Drawbridge claims its cross-device insights suite lets users better tailor their campaigns, as it lets them view a combined set of performance metrics, including where an ad was served, and on what device it actually generated a conversion, i.e. if an ad was served on mobile, but a user converted on desktop, and vice versa.
The outfit appointed Brian Ferrario, Drawbridge VP of marketing, to the newly-created role earlier this year, as it steps up efforts to gain traction across the global market, including renewed efforts to crack the UK market.
Its first foray into the UK took place last year when it appointed UK digital advertising veteran Kate Burns as its first VP EMEA, this was followed by the appointment of Nimesh Patel, who was given the same job title in March this year.

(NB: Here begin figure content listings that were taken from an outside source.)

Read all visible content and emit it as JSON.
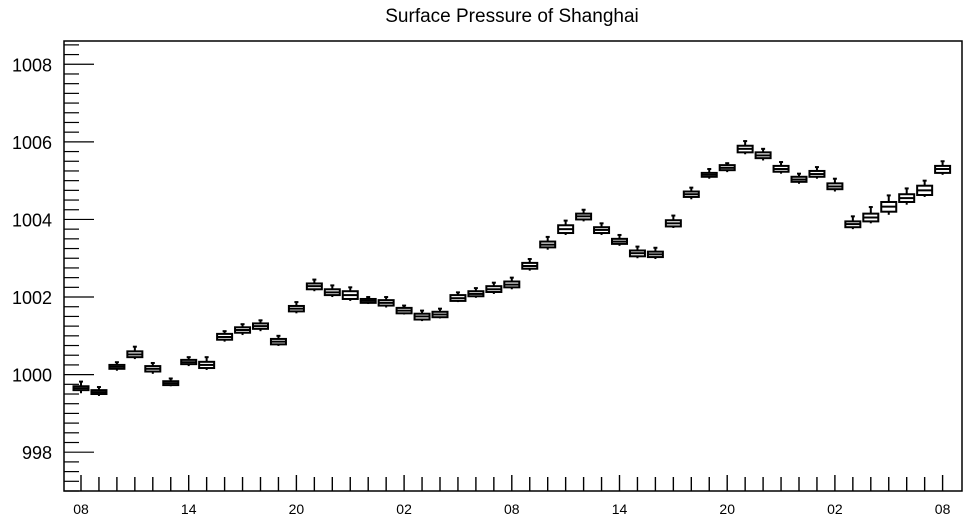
{
  "chart_data": {
    "type": "box",
    "title": "Surface Pressure of Shanghai",
    "xlabel": "",
    "ylabel": "",
    "ylim": [
      997,
      1008.6
    ],
    "y_ticks": [
      998,
      1000,
      1002,
      1004,
      1006,
      1008
    ],
    "x_tick_labels": [
      "08",
      "14",
      "20",
      "02",
      "08",
      "14",
      "20",
      "02",
      "08"
    ],
    "x_tick_hours": [
      0,
      6,
      12,
      18,
      24,
      30,
      36,
      42,
      48
    ],
    "grid": false,
    "series": [
      {
        "hours": [
          0,
          1,
          2,
          3,
          4,
          5,
          6,
          7,
          8,
          9,
          10,
          11,
          12,
          13,
          14,
          15,
          16,
          17,
          18,
          19,
          20,
          21,
          22,
          23,
          24,
          25,
          26,
          27,
          28,
          29,
          30,
          31,
          32,
          33,
          34,
          35,
          36,
          37,
          38,
          39,
          40,
          41,
          42,
          43,
          44,
          45,
          46,
          47,
          48
        ],
        "median": [
          999.65,
          999.55,
          1000.2,
          1000.52,
          1000.15,
          999.78,
          1000.32,
          1000.25,
          1000.97,
          1001.15,
          1001.25,
          1000.85,
          1001.7,
          1002.28,
          1002.12,
          1002.05,
          1001.9,
          1001.85,
          1001.65,
          1001.5,
          1001.55,
          1001.97,
          1002.08,
          1002.2,
          1002.32,
          1002.8,
          1003.35,
          1003.75,
          1004.08,
          1003.73,
          1003.43,
          1003.13,
          1003.1,
          1003.9,
          1004.65,
          1005.15,
          1005.33,
          1005.82,
          1005.65,
          1005.3,
          1005.03,
          1005.17,
          1004.85,
          1003.88,
          1004.05,
          1004.33,
          1004.55,
          1004.75,
          1005.3
        ],
        "q1": [
          999.6,
          999.5,
          1000.15,
          1000.45,
          1000.08,
          999.73,
          1000.27,
          1000.17,
          1000.9,
          1001.08,
          1001.18,
          1000.78,
          1001.63,
          1002.2,
          1002.05,
          1001.95,
          1001.85,
          1001.78,
          1001.58,
          1001.42,
          1001.48,
          1001.9,
          1002.02,
          1002.13,
          1002.25,
          1002.73,
          1003.28,
          1003.65,
          1004.0,
          1003.65,
          1003.37,
          1003.05,
          1003.03,
          1003.82,
          1004.58,
          1005.1,
          1005.27,
          1005.73,
          1005.58,
          1005.23,
          1004.97,
          1005.1,
          1004.78,
          1003.8,
          1003.95,
          1004.2,
          1004.45,
          1004.63,
          1005.2
        ],
        "q3": [
          999.7,
          999.6,
          1000.25,
          1000.6,
          1000.22,
          999.83,
          1000.38,
          1000.33,
          1001.05,
          1001.22,
          1001.32,
          1000.92,
          1001.77,
          1002.35,
          1002.2,
          1002.15,
          1001.95,
          1001.92,
          1001.72,
          1001.57,
          1001.62,
          1002.05,
          1002.15,
          1002.28,
          1002.4,
          1002.88,
          1003.43,
          1003.85,
          1004.15,
          1003.8,
          1003.5,
          1003.2,
          1003.17,
          1003.98,
          1004.72,
          1005.2,
          1005.4,
          1005.9,
          1005.73,
          1005.38,
          1005.1,
          1005.25,
          1004.93,
          1003.95,
          1004.15,
          1004.45,
          1004.65,
          1004.87,
          1005.38
        ],
        "min": [
          999.52,
          999.45,
          1000.1,
          1000.4,
          1000.02,
          999.7,
          1000.22,
          1000.12,
          1000.85,
          1001.02,
          1001.12,
          1000.74,
          1001.58,
          1002.15,
          1002.0,
          1001.9,
          1001.82,
          1001.73,
          1001.55,
          1001.38,
          1001.45,
          1001.87,
          1001.98,
          1002.08,
          1002.2,
          1002.68,
          1003.22,
          1003.6,
          1003.95,
          1003.6,
          1003.32,
          1003.0,
          1002.98,
          1003.78,
          1004.52,
          1005.05,
          1005.22,
          1005.68,
          1005.52,
          1005.18,
          1004.92,
          1005.05,
          1004.72,
          1003.75,
          1003.9,
          1004.12,
          1004.38,
          1004.58,
          1005.15
        ],
        "max": [
          999.82,
          999.68,
          1000.32,
          1000.72,
          1000.3,
          999.9,
          1000.45,
          1000.45,
          1001.12,
          1001.3,
          1001.4,
          1001.0,
          1001.87,
          1002.45,
          1002.3,
          1002.25,
          1002.0,
          1002.0,
          1001.78,
          1001.65,
          1001.7,
          1002.12,
          1002.23,
          1002.37,
          1002.5,
          1002.98,
          1003.55,
          1003.97,
          1004.25,
          1003.9,
          1003.6,
          1003.3,
          1003.27,
          1004.1,
          1004.82,
          1005.3,
          1005.45,
          1006.02,
          1005.82,
          1005.48,
          1005.18,
          1005.35,
          1005.05,
          1004.08,
          1004.32,
          1004.62,
          1004.8,
          1005.0,
          1005.5
        ]
      }
    ]
  }
}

The company recently announced the appointment of Mark Wright to head-up its UK business, and announced tie-ups with MediaCom, Starcom Mediavest, Amnet and independent mobile agency Somo, to help their clients better target their media campaigns, as well as attribute value to their media investments.
Probabilistic modelling versus deterministic modelling
Speaking with ExchangeWire, Steve Hobbs, Amnet, managing director, UK, says the company is partnering with companies such as Drawbridge, as clients are increasingly asking about cross-screen targeting.
He added: "You need things like universal ID, and Facebook with Atlas. What's good about the Drawbridge model is that it uses probabilistic modelling [to determine a user ID for targeting], as opposed to Facebook's deterministic model [which employs a user's log-in to track them across screens].
"We are duty-bound to explore all models, and have found that certain models work better for certain clients."
Despite deterministic modelling having up to 95% accuracy rates when it comes to targeting users (primarily due to the log-in data required), this involves the use of personal data, thus raising privacy concerns. Additional drawbacks include that this is the domain of walled gardens and can limit targeting at scale.
However, Sivaramakrishnan says the probabilistic modelling her company employs stitches together data from multiple sources – such as the mobile OS, and IP address, as well as location data, etc. – to determine an algorithm that attempts to establish whether 'tablet X', and 'smartphone Y' belong to the same person.
Clearly, the deterministic model is more likely to accurately target users, but Sivaramakrishnan maintains that machine learning means its algorithms will become more-and-more accurate over time, as it amasses more data, with reduced privacy concerns.
More recently Drawbridge was certified as a provider of mobile measurement through Nielsen’s Online Campaign Ratings™ (OCR), giving marketers the confidence that their messages are being received by the intended audiences across devices.
Expanding cross-screen thinking
Nimesh told ExchangeWire, the company was looking to expand its offering beyond the existing mix of targeting across mobile, desktop and tablet to include connected TVs.
He added: "Within 18-24 months we'll probably start to see 'wearables' come on to the market where a brand can have a conversation with a consumer. Before then mobile and video will be a big priority."